Who is this rabbi talking about? Bernie Madoff. Madoff ran a large, exlcusive, trusted investment firm in New York. His client list reads like a who’s-who of the global elite. He also controlled a lot of wealth for the most respected hedge funds. Until the whole thing collapsed. Turns out, it was a giant Ponzi scheme, where early investors were paid with the money of later investors. Madoff was arrested on Dec. 11 and allegedly confessed to losing $50 billion (that’s billion, with a B) of his clients’ money. Many individuals, as well as pension funds and charitable foundations, have literally lost all they have. It has been catastrophic.

Many have wondered how Madoff could have done this. Christians should not be surprised. I am reminded of Abraham putting his wife at risk through a web of deception to save his own skin. I think of Jacob, stealing Esau’s blessing. And, of course, there’s Peter, who denied Christ out of total self-interest. But you don’t have to go with the marquis names in the Bible. What about Ananias and Sapphira in Acts 4, who blatantly cheated the early Christian church? What about the gluttonous Christians in the Corinthian church who ate all the food at their weekly fellowship meal so that latecomers got nothing (1 Cor 11)? And what about the favoritism shown in the distribution of food to widows in the early Jerusalem church (see Acts 6; the Jewish widows were favored over the Greek widows) leading to the appointment of St. Stephen as Deacon to oversee this ministry (incidentally, today, Dec. 26, is the Feast of St. Stephen). The human problem seems to be we seek always for ourselves, and really only care about ourselves. We invent ways of covering this up, but the assertion of self over others (and over against God and his Law) is always there. As Jesus said in Mark 7:21: “For from within, out of the heart of man, come evil thoughts, sexual immorality, theft, murder, adultery.” Joseph Conrad was just picking up on this darkly illuminating insight from Jesus when he called his 1902 novel “Heart of Darkness” (upon which Apocalypse Now is based).

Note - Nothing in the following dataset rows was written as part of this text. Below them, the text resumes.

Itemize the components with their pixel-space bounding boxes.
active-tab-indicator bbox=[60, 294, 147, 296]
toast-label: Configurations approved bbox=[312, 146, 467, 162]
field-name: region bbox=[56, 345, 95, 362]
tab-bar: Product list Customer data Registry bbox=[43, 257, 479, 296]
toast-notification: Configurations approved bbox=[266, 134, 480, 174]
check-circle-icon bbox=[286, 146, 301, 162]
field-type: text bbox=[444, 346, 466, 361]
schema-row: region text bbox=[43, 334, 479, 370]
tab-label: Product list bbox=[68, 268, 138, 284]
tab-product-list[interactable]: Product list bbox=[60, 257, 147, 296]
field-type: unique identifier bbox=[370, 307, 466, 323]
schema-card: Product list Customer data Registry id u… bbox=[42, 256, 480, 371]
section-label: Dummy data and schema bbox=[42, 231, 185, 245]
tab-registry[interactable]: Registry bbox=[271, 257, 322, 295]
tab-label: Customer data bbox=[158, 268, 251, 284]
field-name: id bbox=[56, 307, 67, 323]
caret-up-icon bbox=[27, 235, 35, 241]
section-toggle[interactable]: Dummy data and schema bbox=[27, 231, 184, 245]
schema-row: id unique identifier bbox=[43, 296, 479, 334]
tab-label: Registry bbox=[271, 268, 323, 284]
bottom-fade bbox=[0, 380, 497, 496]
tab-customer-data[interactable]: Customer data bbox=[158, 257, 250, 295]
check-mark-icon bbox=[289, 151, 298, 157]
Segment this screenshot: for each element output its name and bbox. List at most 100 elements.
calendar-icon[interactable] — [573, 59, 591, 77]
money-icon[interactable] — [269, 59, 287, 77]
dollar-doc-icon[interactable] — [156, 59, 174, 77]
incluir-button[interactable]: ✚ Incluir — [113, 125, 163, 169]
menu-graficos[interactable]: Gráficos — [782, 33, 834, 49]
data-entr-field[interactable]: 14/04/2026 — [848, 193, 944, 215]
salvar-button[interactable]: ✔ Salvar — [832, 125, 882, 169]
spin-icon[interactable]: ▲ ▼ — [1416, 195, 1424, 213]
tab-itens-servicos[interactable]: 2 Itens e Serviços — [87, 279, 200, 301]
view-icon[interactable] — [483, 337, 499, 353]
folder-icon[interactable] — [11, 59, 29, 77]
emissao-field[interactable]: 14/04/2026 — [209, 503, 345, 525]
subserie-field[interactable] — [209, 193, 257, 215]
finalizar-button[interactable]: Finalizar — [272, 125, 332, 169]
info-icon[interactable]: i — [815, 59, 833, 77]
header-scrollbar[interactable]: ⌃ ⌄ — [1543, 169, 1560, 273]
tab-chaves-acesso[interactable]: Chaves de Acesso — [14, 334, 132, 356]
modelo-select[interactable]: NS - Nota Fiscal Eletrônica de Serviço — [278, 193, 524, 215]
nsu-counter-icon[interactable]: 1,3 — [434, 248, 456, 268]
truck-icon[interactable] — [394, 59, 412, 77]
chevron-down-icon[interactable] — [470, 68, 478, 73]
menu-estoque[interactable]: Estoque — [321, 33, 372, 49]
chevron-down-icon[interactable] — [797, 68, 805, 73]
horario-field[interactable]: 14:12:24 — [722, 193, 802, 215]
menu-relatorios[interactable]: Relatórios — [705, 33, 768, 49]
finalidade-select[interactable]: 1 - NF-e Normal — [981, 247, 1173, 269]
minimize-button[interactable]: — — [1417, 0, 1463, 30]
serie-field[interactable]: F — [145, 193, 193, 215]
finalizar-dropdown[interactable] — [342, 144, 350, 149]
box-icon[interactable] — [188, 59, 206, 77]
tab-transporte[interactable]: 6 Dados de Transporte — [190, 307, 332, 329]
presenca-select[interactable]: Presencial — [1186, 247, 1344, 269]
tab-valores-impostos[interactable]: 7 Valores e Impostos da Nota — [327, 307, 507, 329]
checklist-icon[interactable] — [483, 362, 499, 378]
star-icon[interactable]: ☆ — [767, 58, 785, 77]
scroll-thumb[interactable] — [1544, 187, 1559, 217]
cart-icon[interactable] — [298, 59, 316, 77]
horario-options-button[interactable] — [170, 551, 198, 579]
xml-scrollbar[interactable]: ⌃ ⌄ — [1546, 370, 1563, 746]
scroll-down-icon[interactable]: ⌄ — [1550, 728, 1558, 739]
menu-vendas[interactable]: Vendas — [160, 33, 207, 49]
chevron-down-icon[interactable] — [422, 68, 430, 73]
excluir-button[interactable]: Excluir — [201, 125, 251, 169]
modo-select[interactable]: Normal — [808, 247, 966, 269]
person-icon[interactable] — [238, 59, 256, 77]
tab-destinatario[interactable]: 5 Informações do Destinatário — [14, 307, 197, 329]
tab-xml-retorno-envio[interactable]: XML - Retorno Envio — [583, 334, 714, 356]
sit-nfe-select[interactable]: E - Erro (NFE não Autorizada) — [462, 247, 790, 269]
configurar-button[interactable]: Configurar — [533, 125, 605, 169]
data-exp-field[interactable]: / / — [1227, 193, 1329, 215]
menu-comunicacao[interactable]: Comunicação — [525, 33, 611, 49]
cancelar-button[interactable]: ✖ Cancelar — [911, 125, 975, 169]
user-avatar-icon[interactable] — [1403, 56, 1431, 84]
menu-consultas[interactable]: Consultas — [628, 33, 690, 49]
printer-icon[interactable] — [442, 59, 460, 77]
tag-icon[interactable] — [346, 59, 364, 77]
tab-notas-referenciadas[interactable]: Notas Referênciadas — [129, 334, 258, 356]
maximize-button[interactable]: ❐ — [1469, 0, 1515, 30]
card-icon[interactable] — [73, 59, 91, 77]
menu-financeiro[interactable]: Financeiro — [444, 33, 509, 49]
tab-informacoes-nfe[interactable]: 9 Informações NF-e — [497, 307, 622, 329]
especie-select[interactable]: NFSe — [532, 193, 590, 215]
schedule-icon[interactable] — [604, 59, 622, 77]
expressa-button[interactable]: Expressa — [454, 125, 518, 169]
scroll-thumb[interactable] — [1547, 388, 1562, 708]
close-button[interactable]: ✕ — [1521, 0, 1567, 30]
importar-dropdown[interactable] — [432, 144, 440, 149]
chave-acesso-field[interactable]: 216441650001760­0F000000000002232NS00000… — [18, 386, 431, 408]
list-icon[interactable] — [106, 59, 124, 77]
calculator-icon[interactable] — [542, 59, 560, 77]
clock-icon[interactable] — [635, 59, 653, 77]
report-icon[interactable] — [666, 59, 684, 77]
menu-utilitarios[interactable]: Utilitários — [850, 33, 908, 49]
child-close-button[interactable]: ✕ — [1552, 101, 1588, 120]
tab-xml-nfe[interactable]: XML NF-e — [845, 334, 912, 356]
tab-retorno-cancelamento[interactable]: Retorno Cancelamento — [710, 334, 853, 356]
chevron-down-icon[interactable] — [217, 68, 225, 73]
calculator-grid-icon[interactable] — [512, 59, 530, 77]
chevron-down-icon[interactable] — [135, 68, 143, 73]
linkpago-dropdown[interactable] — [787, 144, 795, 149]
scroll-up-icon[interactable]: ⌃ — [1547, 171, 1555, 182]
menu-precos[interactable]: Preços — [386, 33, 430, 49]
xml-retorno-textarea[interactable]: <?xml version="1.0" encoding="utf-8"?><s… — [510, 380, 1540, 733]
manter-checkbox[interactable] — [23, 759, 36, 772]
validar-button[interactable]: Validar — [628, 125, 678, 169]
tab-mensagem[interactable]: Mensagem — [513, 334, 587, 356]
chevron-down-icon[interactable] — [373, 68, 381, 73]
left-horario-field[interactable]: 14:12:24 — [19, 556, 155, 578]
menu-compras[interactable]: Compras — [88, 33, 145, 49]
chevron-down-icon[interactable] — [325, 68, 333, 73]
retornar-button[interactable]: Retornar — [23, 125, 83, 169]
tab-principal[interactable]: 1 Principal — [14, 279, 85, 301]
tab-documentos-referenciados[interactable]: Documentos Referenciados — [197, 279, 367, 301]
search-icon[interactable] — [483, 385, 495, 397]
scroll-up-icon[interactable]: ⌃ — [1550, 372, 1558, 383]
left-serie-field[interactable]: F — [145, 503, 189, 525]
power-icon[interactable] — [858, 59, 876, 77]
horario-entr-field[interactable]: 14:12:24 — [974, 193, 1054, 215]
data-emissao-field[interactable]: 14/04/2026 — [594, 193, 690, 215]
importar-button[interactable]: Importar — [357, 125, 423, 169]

Why this reflection on such a dark topic? Well, it’s Christmas. And as millions of Christmas cards proclaim, “The people who have walked in darkness have seen a great light” (Isaiah 9:2). The light of Christ can only be seen once we understand the darkness of the heart. We don’t rejoice at our Savior’s coming until we reckon our own need for saving. Why do we need a savior? Because we are lost without one.

If not for Jesus, our only option would be, as the rabbi said about Madoff, is to work for the rest of our lives on a redemption we could never achieve. The rabbi declared, “It is not possible for him to atone for all the damage he did.”

This is an accurate description of all of us. None of us can atone for our sins. The Law of God is inviolate and unassailable. Its demands are total. And yet we have these dark hearts that lead us to repeated shipwreck on the immovable cliffs of the Law. That’s why we need a Savior. The Christmas carol “Joy to the World” says Jesus “comes to make his blessings flow far as the curse is found.” The curse is universal. Which is why it is right to say “let heaven and nature sing” when Someone comes to remove it.